BEFORE: Starting June 9th, 2014
So here we are! This is what I am leaving behind! I will post Monday with an updated photo and my new weight! Can't wait to report back!
Wish Me Luck!
Nikki
Sunday, June 8, 2014
Renewing My Vows with Christ!
I know I have not written in a while and I plan on fixing that ... Hopefully, I can get myself on here at least once a week to write something. I may not have a lot of readers, if any, but I need to write for myself and for the glory of God!

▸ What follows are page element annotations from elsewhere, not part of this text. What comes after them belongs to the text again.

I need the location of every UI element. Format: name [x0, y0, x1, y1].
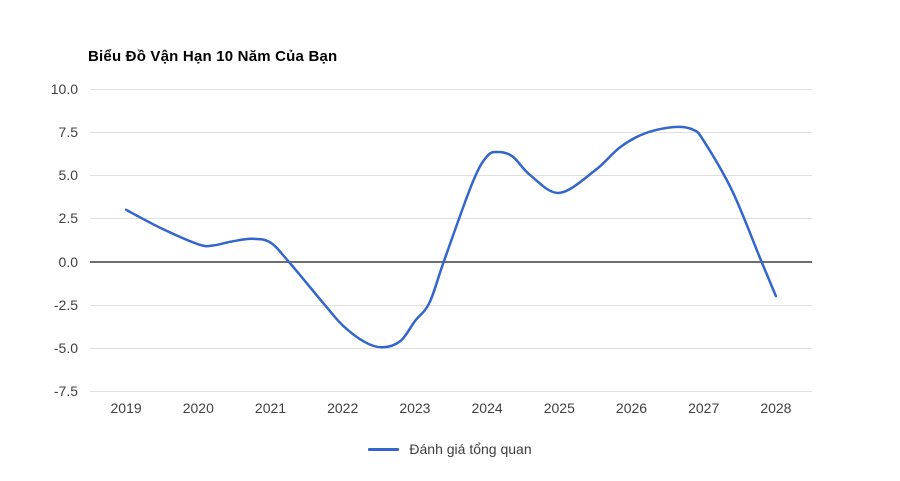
y-tick-label: -5.0 [53, 339, 78, 356]
x-tick-label: 2028 [760, 400, 792, 416]
y-tick-label: -7.5 [53, 383, 78, 399]
legend[interactable]: Đánh giá tổng quan [0, 441, 900, 457]
y-tick-label: 0.0 [58, 253, 78, 270]
gridline [90, 175, 812, 177]
chart-title: Biểu Đồ Vận Hạn 10 Năm Của Bạn [88, 48, 338, 65]
y-tick-label: 10.0 [50, 81, 78, 97]
x-tick-label: 2021 [254, 400, 287, 416]
x-tick-label: 2026 [615, 400, 648, 416]
x-tick-label: 2022 [327, 400, 359, 416]
x-tick-label: 2023 [399, 400, 431, 416]
x-tick-label: 2027 [688, 400, 720, 416]
gridline [90, 391, 812, 392]
x-tick-label: 2025 [543, 400, 575, 416]
gridline [90, 132, 812, 134]
gridline [90, 218, 812, 220]
x-tick-label: 2019 [110, 400, 142, 416]
x-tick-label: 2024 [471, 400, 503, 416]
gridline [90, 347, 812, 349]
y-tick-label: 5.0 [58, 167, 78, 184]
legend-label: Đánh giá tổng quan [409, 441, 532, 457]
y-tick-label: 2.5 [58, 210, 78, 227]
legend-line-marker [368, 447, 400, 451]
y-tick-label: -2.5 [53, 296, 78, 313]
gridline [90, 304, 812, 306]
x-tick-label: 2020 [182, 400, 214, 416]
y-tick-label: 7.5 [58, 124, 78, 141]
gridline [90, 89, 812, 90]
zero-gridline [90, 260, 812, 263]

Today was a good day and very insightful! I woke up with a heavy heart about my relationship with Christ and how I have strayed from Him more than I care to admit. Then during the sermon today it touched my heart in a way that I have not had happen in a long time... It knocked me off my feet and back to earth where I belong. My life is not about the people or things in my life it is about GOD! I need to better myself for him! I have realized that I have failed in the way of my God! I have failed as a Christian mother because I have not taught my children as much as I should have about God. I have failed as a wife and feel like I have drug my husband into this pit of despair with me! One thing we learned in pre-marital counseling was that our marriage would never be what it should if we did not devote our whole being and our whole marriage to the glory of God and God alone! This I have failed miserably in. I have let myself stray and have glorified no one but myself! Lord forgive me for this, for I know I have sinned against you! Now that I have been awakened it is time to fix this problem of mine! Tomorrow starts anew! I have renewed my vows to Christ and my life will glorify him and if it does not I will fall on my face in repentance and ask Him to better me for His glory and His glory alone!
My friends, both Christian and not, please keep me in your thoughts and hold me accountable! If I am not acting, living, and breathing in a glorifying way, please steer me back to the path of Jesus!